Hacker News new | ask | show | jobs
by netsectoday 2225 days ago
You can boot up your own custom search engine in a few minutes with YaCy (Ya See!) an open-source, P2P, Dockerized crawler and search engine built on top of Solr.

https://yacy.net/

If you're generous; you can make your index available to other P2P instances.

I wanted to run an API search the other week and was blown away with how quickly I could prop-up my own custom search portal (I didn't want to pay for API access to other search engines, and YaCy comes with a JSON and Solr endpoints).

I ran it locally to test my crawl filters, then pushed a private instance out to Digital Ocean to turn up the heat with the crawling. The only issue I had was the crawler would hit the max memory threshold on long crawls and the container would restart, but that was fixed by scaling up the box.

1 comments

I have my own yacy search engines running internally (non-peered) for similar reasons. One crawls some key code documentation sites that I need for work, and another crawls a whole bunch of music blogs.

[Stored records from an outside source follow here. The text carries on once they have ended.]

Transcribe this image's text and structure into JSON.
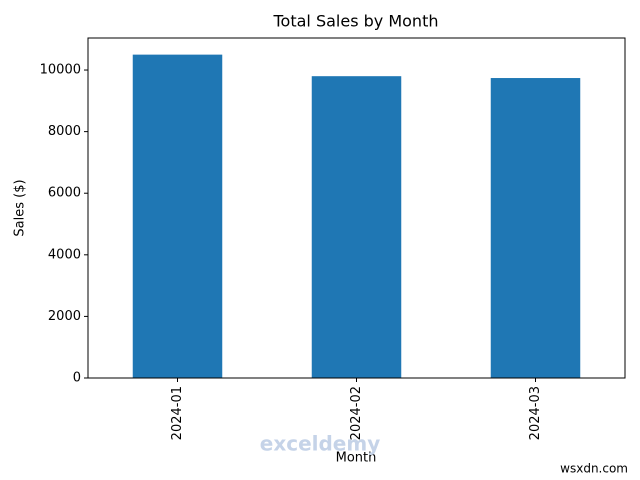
{
  "chart_data": {
    "type": "bar",
    "title": "Total Sales by Month",
    "x_label": "Month",
    "y_label": "Sales ($)",
    "categories": [
      "2024-01",
      "2024-02",
      "2024-03"
    ],
    "values": [
      10500,
      9800,
      9740
    ],
    "color": "#1f77b4",
    "ylim": [
      0,
      11040
    ],
    "yticks": [
      0,
      2000,
      4000,
      6000,
      8000,
      10000
    ],
    "grid": false
  },
  "watermarks": [
    "exceldemy",
    "wsxdn.com"
  ]
}
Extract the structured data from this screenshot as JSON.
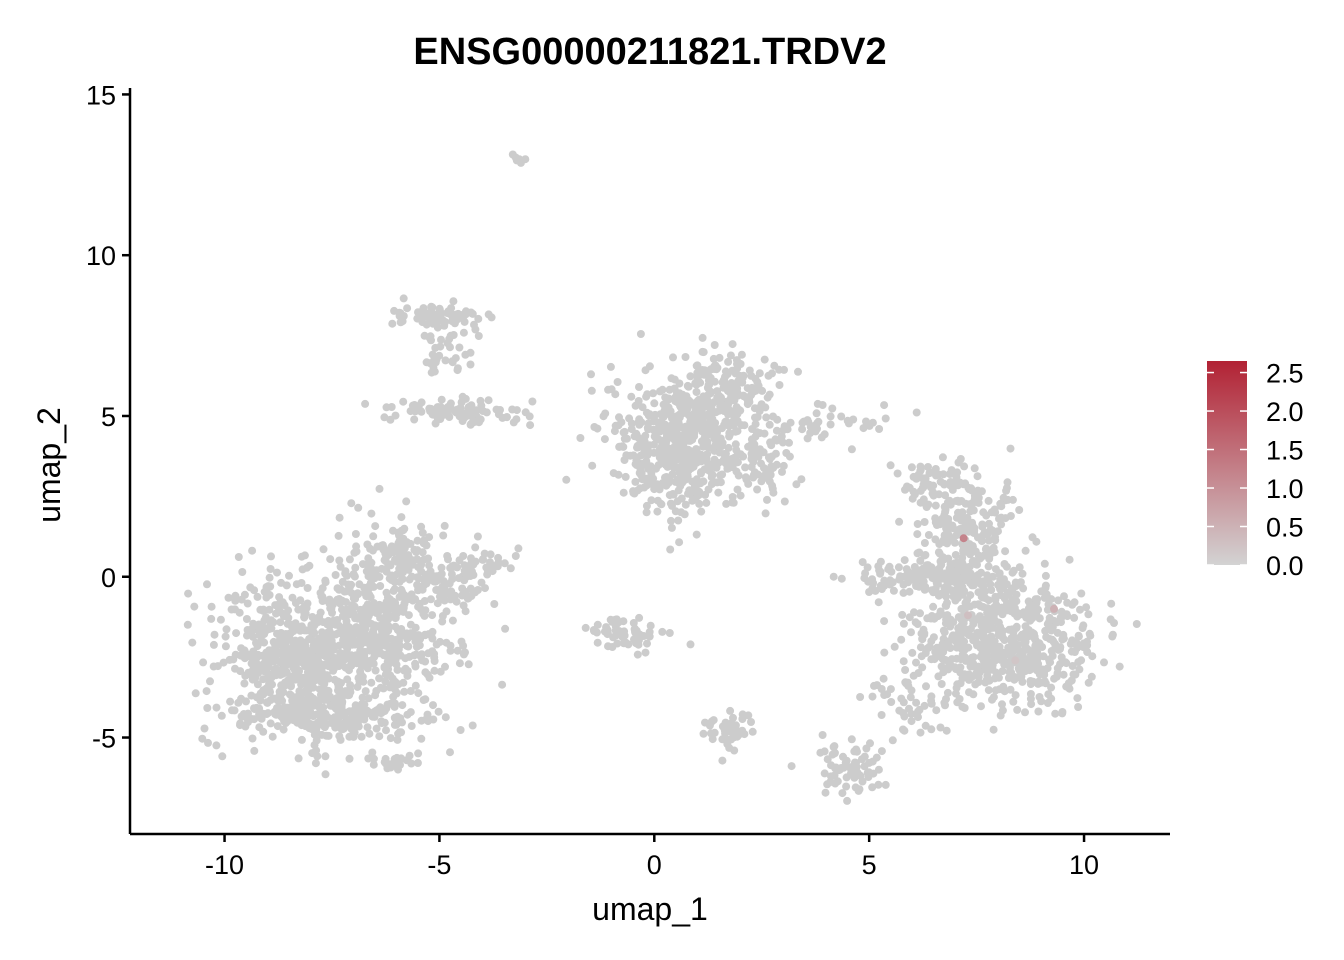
{
  "chart_data": {
    "type": "scatter",
    "title": "ENSG00000211821.TRDV2",
    "xlabel": "umap_1",
    "ylabel": "umap_2",
    "xlim": [
      -12.2,
      12
    ],
    "ylim": [
      -8,
      15.2
    ],
    "x_ticks": [
      -10,
      -5,
      0,
      5,
      10
    ],
    "x_tick_labels": [
      "-10",
      "-5",
      "0",
      "5",
      "10"
    ],
    "y_ticks": [
      -5,
      0,
      5,
      10,
      15
    ],
    "y_tick_labels": [
      "-5",
      "0",
      "5",
      "10",
      "15"
    ],
    "point_color": "#CCCCCC",
    "legend": {
      "position": "right",
      "type": "colorbar",
      "min": 0,
      "max": 2.65,
      "low_color": "#D3D3D3",
      "high_color": "#B22234",
      "ticks": [
        0.0,
        0.5,
        1.0,
        1.5,
        2.0,
        2.5
      ],
      "tick_labels": [
        "0.0",
        "0.5",
        "1.0",
        "1.5",
        "2.0",
        "2.5"
      ]
    },
    "clusters": [
      {
        "name": "",
        "cx": -8.3,
        "cy": -2.6,
        "sx": 1.15,
        "sy": 1.45,
        "n": 700,
        "expr": []
      },
      {
        "name": "",
        "cx": -6.2,
        "cy": -1.5,
        "sx": 1.0,
        "sy": 1.6,
        "n": 420,
        "expr": []
      },
      {
        "name": "",
        "cx": -7.2,
        "cy": -4.4,
        "sx": 1.2,
        "sy": 0.35,
        "n": 160,
        "expr": []
      },
      {
        "name": "",
        "cx": -6.0,
        "cy": 0.8,
        "sx": 0.45,
        "sy": 0.5,
        "n": 70,
        "expr": []
      },
      {
        "name": "",
        "cx": -4.8,
        "cy": -0.2,
        "sx": 0.6,
        "sy": 0.4,
        "n": 60,
        "expr": []
      },
      {
        "name": "",
        "cx": -4.0,
        "cy": 0.4,
        "sx": 0.5,
        "sy": 0.25,
        "n": 30,
        "expr": []
      },
      {
        "name": "",
        "cx": -5.9,
        "cy": -5.8,
        "sx": 0.5,
        "sy": 0.2,
        "n": 25,
        "expr": []
      },
      {
        "name": "",
        "cx": -4.9,
        "cy": 8.1,
        "sx": 0.7,
        "sy": 0.2,
        "n": 70,
        "expr": []
      },
      {
        "name": "",
        "cx": -4.8,
        "cy": 7.2,
        "sx": 0.45,
        "sy": 0.45,
        "n": 40,
        "expr": []
      },
      {
        "name": "",
        "cx": -4.7,
        "cy": 5.1,
        "sx": 0.9,
        "sy": 0.25,
        "n": 100,
        "expr": []
      },
      {
        "name": "",
        "cx": -3.2,
        "cy": 13.0,
        "sx": 0.1,
        "sy": 0.08,
        "n": 6,
        "expr": []
      },
      {
        "name": "",
        "cx": 0.6,
        "cy": 4.0,
        "sx": 0.9,
        "sy": 1.2,
        "n": 520,
        "expr": []
      },
      {
        "name": "",
        "cx": 1.7,
        "cy": 5.6,
        "sx": 0.7,
        "sy": 0.8,
        "n": 200,
        "expr": []
      },
      {
        "name": "",
        "cx": 2.4,
        "cy": 3.5,
        "sx": 0.5,
        "sy": 0.6,
        "n": 70,
        "expr": []
      },
      {
        "name": "",
        "cx": 4.2,
        "cy": 4.8,
        "sx": 0.9,
        "sy": 0.35,
        "n": 40,
        "expr": []
      },
      {
        "name": "",
        "cx": -0.6,
        "cy": -1.8,
        "sx": 0.5,
        "sy": 0.28,
        "n": 60,
        "expr": []
      },
      {
        "name": "",
        "cx": 1.8,
        "cy": -4.8,
        "sx": 0.4,
        "sy": 0.35,
        "n": 45,
        "expr": []
      },
      {
        "name": "",
        "cx": 4.5,
        "cy": -5.9,
        "sx": 0.45,
        "sy": 0.45,
        "n": 70,
        "expr": []
      },
      {
        "name": "",
        "cx": 8.1,
        "cy": -2.0,
        "sx": 1.3,
        "sy": 1.2,
        "n": 650,
        "expr": [
          [
            7.3,
            -1.2,
            0.3
          ],
          [
            9.3,
            -1.0,
            0.5
          ],
          [
            8.4,
            -2.6,
            0.2
          ]
        ]
      },
      {
        "name": "",
        "cx": 6.4,
        "cy": 0.0,
        "sx": 1.0,
        "sy": 0.35,
        "n": 160,
        "expr": []
      },
      {
        "name": "",
        "cx": 7.3,
        "cy": 1.6,
        "sx": 0.7,
        "sy": 0.9,
        "n": 200,
        "expr": [
          [
            7.2,
            1.2,
            1.2
          ]
        ]
      },
      {
        "name": "",
        "cx": 6.6,
        "cy": 3.0,
        "sx": 0.6,
        "sy": 0.35,
        "n": 60,
        "expr": []
      },
      {
        "name": "",
        "cx": 6.0,
        "cy": -4.0,
        "sx": 0.6,
        "sy": 0.5,
        "n": 40,
        "expr": []
      }
    ]
  }
}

While I typically still use RSS for reading music blogs, I find having the search engine is a great way to go back and find something or discover something new! Every time I find a new blog, I just add it as an index to yacy to crawl.

I think it'd be great to see people spinning up larger instances that are highly specialized. For example, maybe a search engine that is dedicated solely to sci-fi and only crawls high quality boards, personal sites and blogs, and skips all the spammy, seo-optimized sites.